Equal parts engineer and businessman, you might suspect that Garcia has a degree in both. But the 52-year-old never went to college. When Garcia was a toddler, he came to the U.S. from Mexico with his mother and stepfather. They went to Mettler, a tiny Central California Valley town, where he grew up picking onions alongside his nine brothers and sisters. When he graduated from high school, he connected with his biological father, who owned a small company using vacuum trucks to clean up big spills in Los Angeles. That’s where his interest in environmental services began.
Garcia helped clean up spills at the company for 11 years. After his father passed away, he decided it was time to start his own environmental services company. But he still wasn’t a U.S. citizen.
“Even though I’d been here my entire life, I was always concerned about my legal status,” says Garcia, who didn’t attain U.S. citizenship until 2005. His anxiety over living in a country that routinely deports Mexican immigrants didn’t stop him from making big moves.
California is looking to clean up its ports, and that’s likely to give Garcia’s business a boost.
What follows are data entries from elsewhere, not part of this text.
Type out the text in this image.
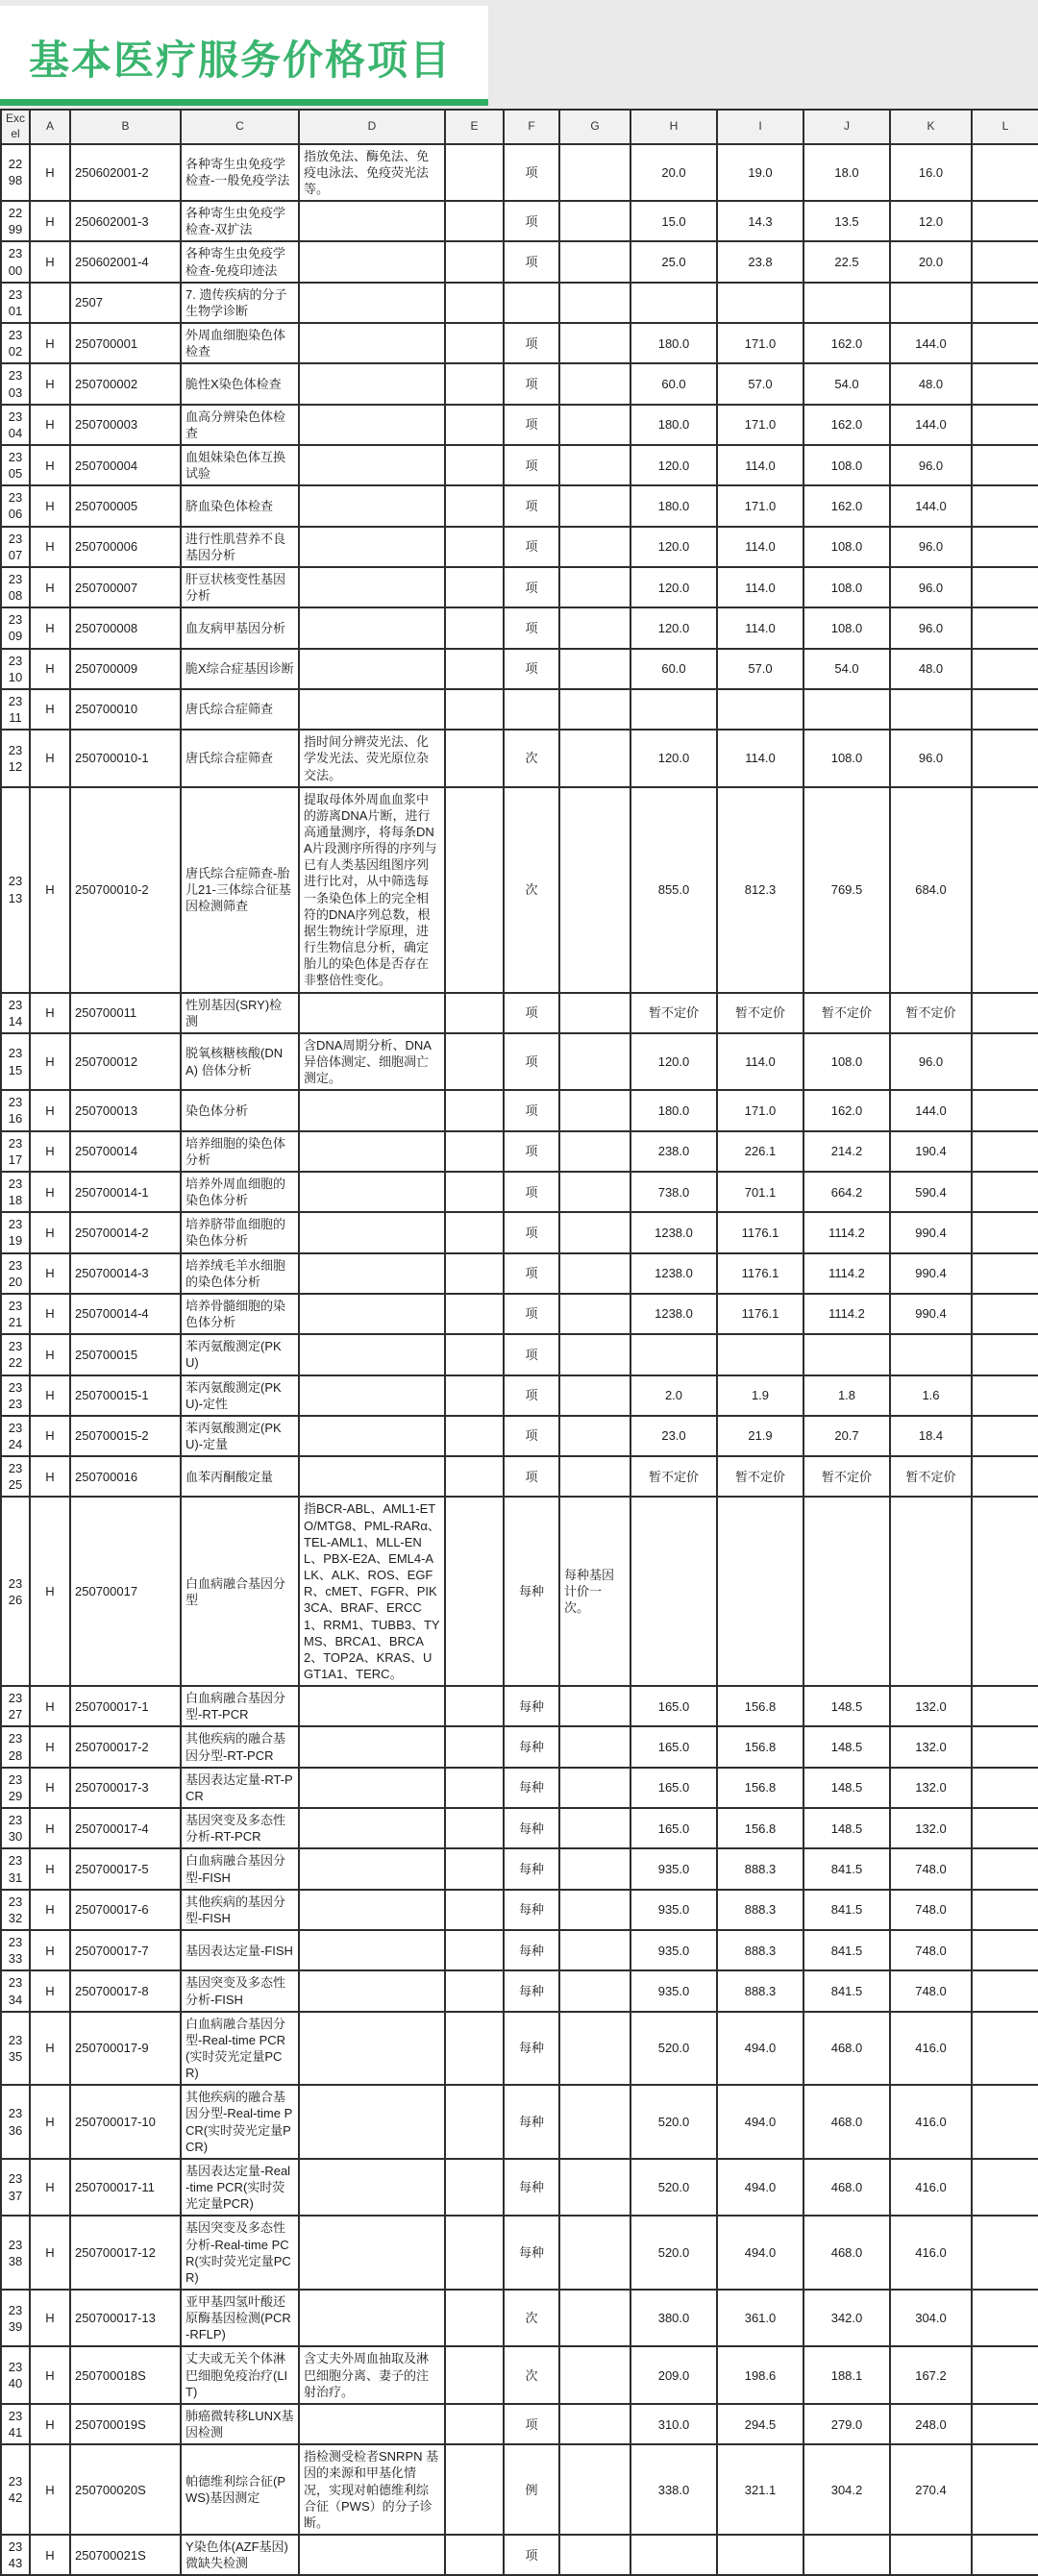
基本医疗服务价格项目
Excel	A	B	C	D	E	F	G	H	I	J	K	L
2298	H	250602001-2	各种寄生虫免疫学检查-一般免疫学法	指放免法、酶免法、免疫电泳法、免疫荧光法等。		项		20.0	19.0	18.0	16.0	
2299	H	250602001-3	各种寄生虫免疫学检查-双扩法			项		15.0	14.3	13.5	12.0	
2300	H	250602001-4	各种寄生虫免疫学检查-免疫印迹法			项		25.0	23.8	22.5	20.0	
2301		2507	7. 遗传疾病的分子生物学诊断									
2302	H	250700001	外周血细胞染色体检查			项		180.0	171.0	162.0	144.0	
2303	H	250700002	脆性X染色体检查			项		60.0	57.0	54.0	48.0	
2304	H	250700003	血高分辨染色体检查			项		180.0	171.0	162.0	144.0	
2305	H	250700004	血姐妹染色体互换试验			项		120.0	114.0	108.0	96.0	
2306	H	250700005	脐血染色体检查			项		180.0	171.0	162.0	144.0	
2307	H	250700006	进行性肌营养不良基因分析			项		120.0	114.0	108.0	96.0	
2308	H	250700007	肝豆状核变性基因分析			项		120.0	114.0	108.0	96.0	
2309	H	250700008	血友病甲基因分析			项		120.0	114.0	108.0	96.0	
2310	H	250700009	脆X综合症基因诊断			项		60.0	57.0	54.0	48.0	
2311	H	250700010	唐氏综合症筛查									
2312	H	250700010-1	唐氏综合症筛查	指时间分辨荧光法、化学发光法、荧光原位杂交法。		次		120.0	114.0	108.0	96.0	
2313	H	250700010-2	唐氏综合症筛查-胎儿21-三体综合征基因检测筛查	提取母体外周血血浆中的游离DNA片断，进行高通量测序，将每条DNA片段测序所得的序列与已有人类基因组图序列进行比对，从中筛选每一条染色体上的完全相符的DNA序列总数，根据生物统计学原理，进行生物信息分析，确定胎儿的染色体是否存在非整倍性变化。		次		855.0	812.3	769.5	684.0	
2314	H	250700011	性别基因(SRY)检测			项		暂不定价	暂不定价	暂不定价	暂不定价	
2315	H	250700012	脱氧核糖核酸(DNA) 倍体分析	含DNA周期分析、DNA异倍体测定、细胞凋亡测定。		项		120.0	114.0	108.0	96.0	
2316	H	250700013	染色体分析			项		180.0	171.0	162.0	144.0	
2317	H	250700014	培养细胞的染色体分析			项		238.0	226.1	214.2	190.4	
2318	H	250700014-1	培养外周血细胞的染色体分析			项		738.0	701.1	664.2	590.4	
2319	H	250700014-2	培养脐带血细胞的染色体分析			项		1238.0	1176.1	1114.2	990.4	
2320	H	250700014-3	培养绒毛羊水细胞的染色体分析			项		1238.0	1176.1	1114.2	990.4	
2321	H	250700014-4	培养骨髓细胞的染色体分析			项		1238.0	1176.1	1114.2	990.4	
2322	H	250700015	苯丙氨酸测定(PKU)			项						
2323	H	250700015-1	苯丙氨酸测定(PKU)-定性			项		2.0	1.9	1.8	1.6	
2324	H	250700015-2	苯丙氨酸测定(PKU)-定量			项		23.0	21.9	20.7	18.4	
2325	H	250700016	血苯丙酮酸定量			项		暂不定价	暂不定价	暂不定价	暂不定价	
2326	H	250700017	白血病融合基因分型	指BCR-ABL、AML1-ETO/MTG8、PML-RARα、TEL-AML1、MLL-ENL、PBX-E2A、EML4-ALK、ALK、ROS、EGFR、cMET、FGFR、PIK3CA、BRAF、ERCC1、RRM1、TUBB3、TYMS、BRCA1、BRCA2、TOP2A、KRAS、UGT1A1、TERC。		每种	每种基因计价一次。					
2327	H	250700017-1	白血病融合基因分型-RT-PCR			每种		165.0	156.8	148.5	132.0	
2328	H	250700017-2	其他疾病的融合基因分型-RT-PCR			每种		165.0	156.8	148.5	132.0	
2329	H	250700017-3	基因表达定量-RT-PCR			每种		165.0	156.8	148.5	132.0	
2330	H	250700017-4	基因突变及多态性分析-RT-PCR			每种		165.0	156.8	148.5	132.0	
2331	H	250700017-5	白血病融合基因分型-FISH			每种		935.0	888.3	841.5	748.0	
2332	H	250700017-6	其他疾病的基因分型-FISH			每种		935.0	888.3	841.5	748.0	
2333	H	250700017-7	基因表达定量-FISH			每种		935.0	888.3	841.5	748.0	
2334	H	250700017-8	基因突变及多态性分析-FISH			每种		935.0	888.3	841.5	748.0	
2335	H	250700017-9	白血病融合基因分型-Real-time PCR(实时荧光定量PCR)			每种		520.0	494.0	468.0	416.0	
2336	H	250700017-10	其他疾病的融合基因分型-Real-time PCR(实时荧光定量PCR)			每种		520.0	494.0	468.0	416.0	
2337	H	250700017-11	基因表达定量-Real-time PCR(实时荧光定量PCR)			每种		520.0	494.0	468.0	416.0	
2338	H	250700017-12	基因突变及多态性分析-Real-time PCR(实时荧光定量PCR)			每种		520.0	494.0	468.0	416.0	
2339	H	250700017-13	亚甲基四氢叶酸还原酶基因检测(PCR-RFLP)			次		380.0	361.0	342.0	304.0	
2340	H	250700018S	丈夫或无关个体淋巴细胞免疫治疗(LIT)	含丈夫外周血抽取及淋巴细胞分离、妻子的注射治疗。		次		209.0	198.6	188.1	167.2	
2341	H	250700019S	肺癌微转移LUNX基因检测			项		310.0	294.5	279.0	248.0	
2342	H	250700020S	帕德维利综合征(PWS)基因测定	指检测受检者SNRPN 基因的来源和甲基化情况，实现对帕德维利综合征（PWS）的分子诊断。		例		338.0	321.1	304.2	270.4	
2343	H	250700021S	Y染色体(AZF基因)微缺失检测			项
But he cares about more than that. “The people who are being affected by emissions want changes that help them live their lives a little longer,” he says. He counts those people and local environmental-justice activists as allies, bringing them into conferences and meetings, and sometimes provides ferry boat rides so the people of color most affected by pollution from the Port of Long Beach can see first-hand what they’re up against. He also hosts fundraisers for environmental justice groups in his office — the same groups demonstrating against the very companies Garcia works with. His office sits across the hall from PBF, an oil refiner that recently bought ExxonMobil’s big refinery in the Los Angeles area.
“Some people think I’m too close to the community,” Garcia says. But he wants to work with everyone to make a clean port.
Garcia’s big-tent gamble has paid off because he’s stuck to his principles of hard work, local community engagement, and tireless determination. Standards this tech hero learned as an undocumented child, picking the crops that fed the rest of California.